Groupe de pairs (Composante)

Résumé:

Le groupe de pairs est l’une des composantes de la structure d’ensemble. Celle-ci a été publiée pour la première fois par Gilles Gendreau en 1978 dans le livre «L’intervention psycho-éducative Solution ou défi?». Elle a depuis été améliorée et retravaillée notamment par Gendreau (Gendreau 2001; Gendreau, Prince, & Bernier, 2005) et Renou (2005)

Le groupe de pairs peut être compris comme étant les personnes qui partagent avec les sujets un certain nombre de caractéristiques. Celles-ci peuvent être familiales (fratrie), mésologiques (même école, centre, activité, etc.) ou circonstancielles (gangs, amis, coéquipiers, etc.).

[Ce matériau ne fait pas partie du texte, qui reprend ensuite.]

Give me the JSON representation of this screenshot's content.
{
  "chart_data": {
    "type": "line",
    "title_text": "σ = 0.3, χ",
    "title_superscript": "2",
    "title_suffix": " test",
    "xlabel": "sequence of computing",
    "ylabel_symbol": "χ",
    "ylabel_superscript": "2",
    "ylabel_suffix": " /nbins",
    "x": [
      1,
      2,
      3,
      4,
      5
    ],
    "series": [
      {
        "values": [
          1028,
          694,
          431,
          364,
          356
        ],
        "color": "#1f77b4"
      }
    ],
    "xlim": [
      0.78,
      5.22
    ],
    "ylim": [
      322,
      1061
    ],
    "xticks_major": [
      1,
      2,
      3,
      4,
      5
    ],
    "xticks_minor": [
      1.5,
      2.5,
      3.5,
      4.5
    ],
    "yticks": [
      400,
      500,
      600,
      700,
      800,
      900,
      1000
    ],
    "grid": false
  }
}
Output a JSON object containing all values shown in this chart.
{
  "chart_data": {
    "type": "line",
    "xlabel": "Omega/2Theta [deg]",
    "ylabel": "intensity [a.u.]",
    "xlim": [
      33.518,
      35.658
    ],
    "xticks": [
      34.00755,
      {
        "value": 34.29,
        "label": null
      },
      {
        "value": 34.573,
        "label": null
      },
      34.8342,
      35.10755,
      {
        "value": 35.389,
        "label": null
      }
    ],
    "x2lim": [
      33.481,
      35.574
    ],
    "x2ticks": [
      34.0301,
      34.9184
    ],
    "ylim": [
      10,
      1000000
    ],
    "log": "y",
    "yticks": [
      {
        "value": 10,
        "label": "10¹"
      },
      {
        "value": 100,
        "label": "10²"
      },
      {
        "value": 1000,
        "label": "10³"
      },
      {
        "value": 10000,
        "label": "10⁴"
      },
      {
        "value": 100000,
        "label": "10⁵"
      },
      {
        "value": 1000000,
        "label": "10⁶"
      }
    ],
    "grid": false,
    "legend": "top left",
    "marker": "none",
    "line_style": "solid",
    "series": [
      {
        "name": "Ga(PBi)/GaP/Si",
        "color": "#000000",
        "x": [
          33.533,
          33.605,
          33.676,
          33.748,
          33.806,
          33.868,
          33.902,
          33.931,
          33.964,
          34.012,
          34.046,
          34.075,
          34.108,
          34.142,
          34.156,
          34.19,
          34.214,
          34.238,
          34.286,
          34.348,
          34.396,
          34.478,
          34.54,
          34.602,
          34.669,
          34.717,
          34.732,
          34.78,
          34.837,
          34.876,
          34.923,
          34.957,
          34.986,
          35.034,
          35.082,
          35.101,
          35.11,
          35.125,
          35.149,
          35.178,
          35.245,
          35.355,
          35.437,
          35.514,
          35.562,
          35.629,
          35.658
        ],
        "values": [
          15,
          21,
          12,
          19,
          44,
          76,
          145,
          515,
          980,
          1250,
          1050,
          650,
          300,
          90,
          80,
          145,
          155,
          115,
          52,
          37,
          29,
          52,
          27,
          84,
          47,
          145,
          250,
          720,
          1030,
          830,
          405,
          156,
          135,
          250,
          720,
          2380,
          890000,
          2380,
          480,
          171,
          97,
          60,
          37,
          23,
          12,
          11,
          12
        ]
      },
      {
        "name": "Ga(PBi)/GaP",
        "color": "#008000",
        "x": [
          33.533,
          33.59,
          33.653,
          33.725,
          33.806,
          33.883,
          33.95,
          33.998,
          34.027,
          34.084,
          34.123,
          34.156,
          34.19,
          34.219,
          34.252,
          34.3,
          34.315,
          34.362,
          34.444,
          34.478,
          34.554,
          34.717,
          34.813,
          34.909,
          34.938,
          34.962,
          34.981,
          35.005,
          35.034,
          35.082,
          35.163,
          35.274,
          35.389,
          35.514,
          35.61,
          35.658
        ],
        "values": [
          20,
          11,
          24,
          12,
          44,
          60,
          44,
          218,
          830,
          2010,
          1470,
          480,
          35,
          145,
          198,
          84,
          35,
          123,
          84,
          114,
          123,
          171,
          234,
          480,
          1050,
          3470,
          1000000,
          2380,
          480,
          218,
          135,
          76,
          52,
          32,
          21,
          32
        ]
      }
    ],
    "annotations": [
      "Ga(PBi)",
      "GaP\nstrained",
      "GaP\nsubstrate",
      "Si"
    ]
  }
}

L’objectif de cet article est de permettre au lecteur de se familiariser avec le concept de groupe de pairs dans le cadre de la structure d’ensemble, ainsi qu’avec son application pratique.

  • 1) Quelle est l’importance de ce concept dans la théorie psychoéducative?

La structure d’ensemble est l’un des concepts théoriques majeurs en psychoéducation. Son utilisation est d’ailleurs l’une des caractéristiques qui tendent à distinguer la psychoéducation des autres disciplines sociales. Le groupe de pairs en tant que composante de celle-ci est donc essentiel.

  • 2) Quel est le niveau de connaissance associé à ce concept?

Plusieurs recherches traitent du groupe de pairs sur un sujet. Ces influences peuvent être autant positives que négatives et commencent à être bien documentées.

  • 3) En quoi ce concept est-il important dans la pratique psychoéducative aujourd’hui?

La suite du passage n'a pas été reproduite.